According to this STEO, the EIA now sees the commodity coming in at $3.42 per million British thermal units (MMBtu) in 2025 and $3.94 per MMBtu in 2026. In its previous STEO, which was released in September, the EIA projected that the Henry Hub natural gas spot price would average $3.52 per MMBtu this year and $4.28 per MMBtu next year.

The EIA’s latest STEO sees the commodity averaging $3.33 per MMBtu in the fourth quarter of 2025, $3.86 per MMBtu in the first quarter of next year, $3.31 per MMBtu in the second quarter, $3.91 per MMBtu in the third quarter, and $4.68 per MMBtu in the fourth quarter of 2026.

In its September STEO, the EIA forecast that the Henry Hub natural gas spot price would average $3.04 per MMBtu in the third quarter of this year, $3.72 per MMBtu in the fourth quarter, $4.25 per MMBtu in the first quarter of 2026, $3.64 per MMBtu in the second quarter, $4.26 per MMBtu in the third quarter, and $4.99 per MMBtu in the fourth quarter.

The EIA’s October STEO highlighted that the commodity came in at $3.03 per MMBtu in the third quarter of 2025. Both the October and the September STEOs showed that the Henry Hub natural gas spot price averaged $4.15 per MMBtu in the first quarter of this year, $3.19 per MMBtu in the second quarter, and $2.19 per MMBtu overall in 2024.

In its October STEO, the EIA said it expects the Henry Hub spot price “to increase from around $3.00 per MMBtu in September to $4.10 per MMBtu by January 2026, almost 50 cents per MMBtu lower than we forecast last month”.

“We expect the Henry Hub price to average about $3.90 per MMBtu overall in 2026,” it added.

“Our lower price expectation reflects our forecast that natural gas production will be higher than we forecast last month, leading to more natural gas in inventory through the winter than previously expected,” the EIA continued.

“In addition to higher natural gas production in the forecast, since late August, above-average natural gas injections have increased storage levels heading into this winter. We now expect inventories to reach almost 3,980 billion cubic feet (Bcf) at the end of injection season, or five percent more than the five year average,” it went on to state.

The EIA highlighted in its latest STEO that this forecast is almost 70 Bcf more than it forecast last month.

“These higher than expected stocks at the start of winter support more natural gas in storage throughout winter 2025-26, assuming near-normal temperatures,” the EIA said in the STEO.

“Natural gas inventories in our forecast end the withdrawal season on March 31 at 1,990 Bcf, eight percent above the five-year average,” it added.

The EIA noted in its latest STEO that it expects marketed natural gas production in the U.S. Lower 48 states “to increase slightly in 2026 to an average of more than 118 billion cubic feet per day (Bcfpd) as growth from the three most prolific natural gas producing regions – the Appalachia, Permian, and Haynesville – is partly offset by declines from producing regions in the rest of the L48 states”.

The EIA highlighted in its October STEO that its forecast for U.S. marketed natural gas production in 2026 is 1.3 Bcfpd higher this month compared with its September STEO.

“We raised our expectations for natural gas production over the forecast based on data from July that showed natural gas production above our expectations, which increased the starting point for our forecast,” the EIA said in its latest STEO.

The organization stated in the report that, in 2026, it expects the combined production from the Appalachia, Permian, and Haynesville regions to account for 69 percent of overall U.S. production.

“We expect production in the Haynesville region to grow by two percent in 2026 to average 15.6 Bcfpd as higher natural gas prices has led to an increase in drilling activity in the region,” the EIA said.

“For 1H25, rig counts in the Haynesville region rose by seven to 39 rigs.

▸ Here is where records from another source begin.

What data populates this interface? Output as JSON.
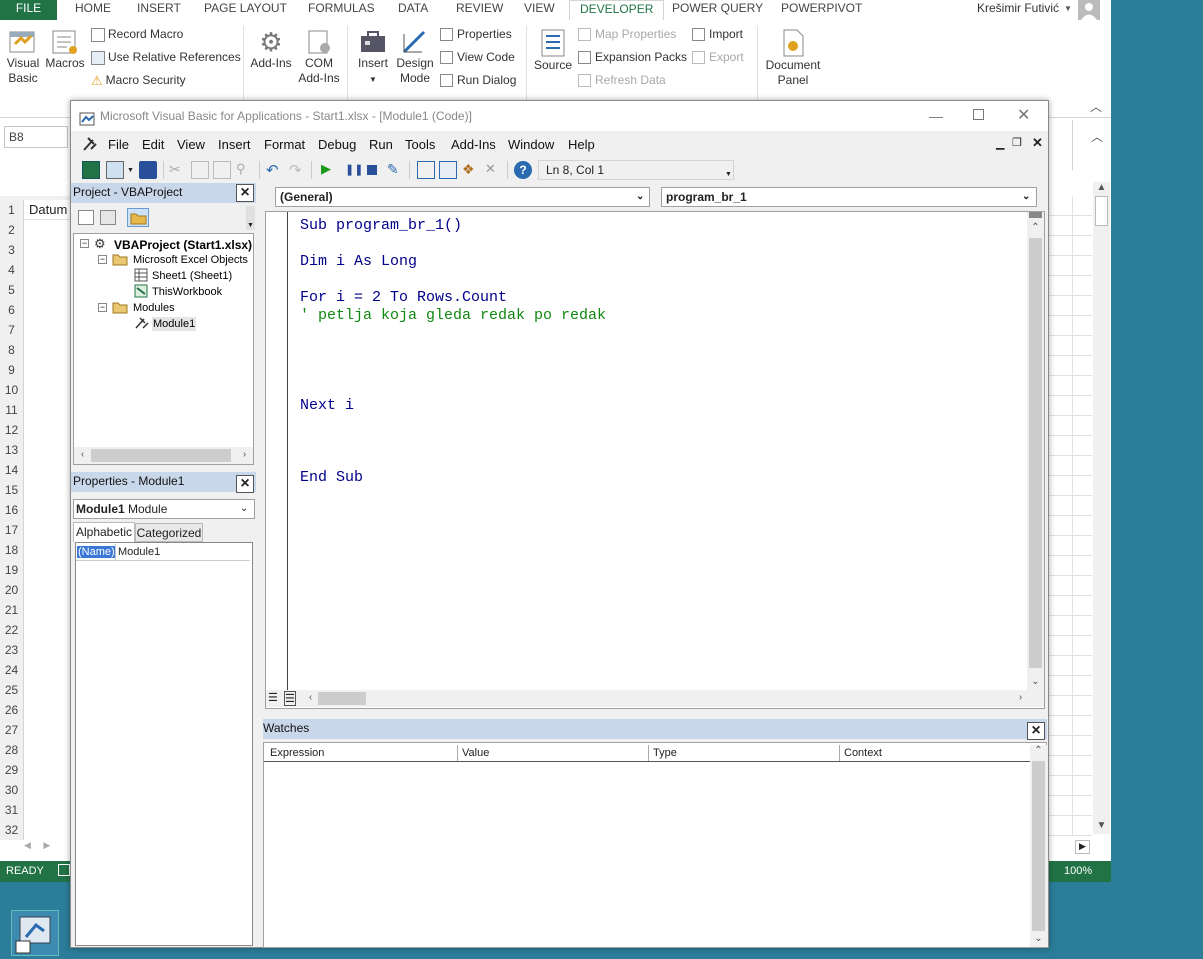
{
  "excel": {
    "tabs": [
      "FILE",
      "HOME",
      "INSERT",
      "PAGE LAYOUT",
      "FORMULAS",
      "DATA",
      "REVIEW",
      "VIEW",
      "DEVELOPER",
      "POWER QUERY",
      "POWERPIVOT"
    ],
    "active_tab": "DEVELOPER",
    "user": "Krešimir Futivić",
    "ribbon": {
      "visual_basic": [
        "Visual",
        "Basic"
      ],
      "macros": "Macros",
      "record_macro": "Record Macro",
      "relative_refs": "Use Relative References",
      "macro_security": "Macro Security",
      "addins": [
        "Add-Ins"
      ],
      "com_addins": [
        "COM",
        "Add-Ins"
      ],
      "insert": "Insert",
      "design_mode": [
        "Design",
        "Mode"
      ],
      "properties": "Properties",
      "view_code": "View Code",
      "run_dialog": "Run Dialog",
      "source": "Source",
      "map_properties": "Map Properties",
      "expansion_packs": "Expansion Packs",
      "refresh_data": "Refresh Data",
      "import": "Import",
      "export": "Export",
      "document_panel": [
        "Document",
        "Panel"
      ]
    },
    "name_box": "B8",
    "cell_a1": "Datum",
    "row_numbers": [
      "1",
      "2",
      "3",
      "4",
      "5",
      "6",
      "7",
      "8",
      "9",
      "10",
      "11",
      "12",
      "13",
      "14",
      "15",
      "16",
      "17",
      "18",
      "19",
      "20",
      "21",
      "22",
      "23",
      "24",
      "25",
      "26",
      "27",
      "28",
      "29",
      "30",
      "31",
      "32"
    ],
    "status": "READY",
    "zoom": "100%"
  },
  "vbe": {
    "title": "Microsoft Visual Basic for Applications - Start1.xlsx - [Module1 (Code)]",
    "menu": [
      "File",
      "Edit",
      "View",
      "Insert",
      "Format",
      "Debug",
      "Run",
      "Tools",
      "Add-Ins",
      "Window",
      "Help"
    ],
    "cursor_pos": "Ln 8, Col 1",
    "project": {
      "title": "Project - VBAProject",
      "root": "VBAProject (Start1.xlsx)",
      "excel_objects": "Microsoft Excel Objects",
      "sheet1": "Sheet1 (Sheet1)",
      "thisworkbook": "ThisWorkbook",
      "modules": "Modules",
      "module1": "Module1"
    },
    "properties": {
      "title": "Properties - Module1",
      "object_name": "Module1",
      "object_type": "Module",
      "tab_alpha": "Alphabetic",
      "tab_cat": "Categorized",
      "prop_name": "(Name)",
      "prop_value": "Module1"
    },
    "code": {
      "object_combo": "(General)",
      "proc_combo": "program_br_1",
      "line1": "Sub program_br_1()",
      "line2": "Dim i As Long",
      "line3": "For i = 2 To Rows.Count",
      "line4": "' petlja koja gleda redak po redak",
      "line5": "Next i",
      "line6": "End Sub"
    },
    "watches": {
      "title": "Watches",
      "columns": [
        "Expression",
        "Value",
        "Type",
        "Context"
      ]
    }
  },
  "colors": {
    "excel_green": "#217346",
    "comment_green": "#118811",
    "keyword_blue": "#00008b",
    "desktop": "#2b7d99"
  }
}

We expect this trend to continue with the relatively higher forecast Henry Hub prices in 2026,” it added.

The EIA noted in its October STEO that, in the past, production in the Appalachia region has been constrained by limited takeaway capacity.

“But recently with the addition of the Mountain Valley Pipeline and demand growth from additional data centers in the Northeast that are increasing regional demand for electricity – including natural-gas fired generation – we expect production in Appalachia to grow by two percent in 2026 and average 37.6 Bcfpd,” it added.

The EIA went on to state in the STEO that the Permian Basin has been the most prolific natural gas growth area in the past and said it expects the Permian region production to rise nine percent, or 2.3 Bcfpd, this year.

“In the Permian region, growth in natural gas production is primarily the result of associated natural gas produced during oil production,” the EIA said in the report.

“As West Texas Intermediate (WTI) crude oil prices in our forecast fall in 2026, we expect Permian natural gas production growth to slow to one percent next year, reaching 28.0 Bcfpd,” it added.

“The forecast decline in WTI prices also reduces associated natural gas production from other regions such as the Eagle Ford, Anadarko, and Niobrara regions,” it continued.

In a report sent to Rigzone on Wednesday by the Standard Chartered team, the company projected that the nearby NYMEX basis Henry Hub nearby future U.S. natural gas price will average $3.55 per MMBtu in 2025, $4.03 per MMBtu in 2026, and $4.40 per MMBtu in 2027.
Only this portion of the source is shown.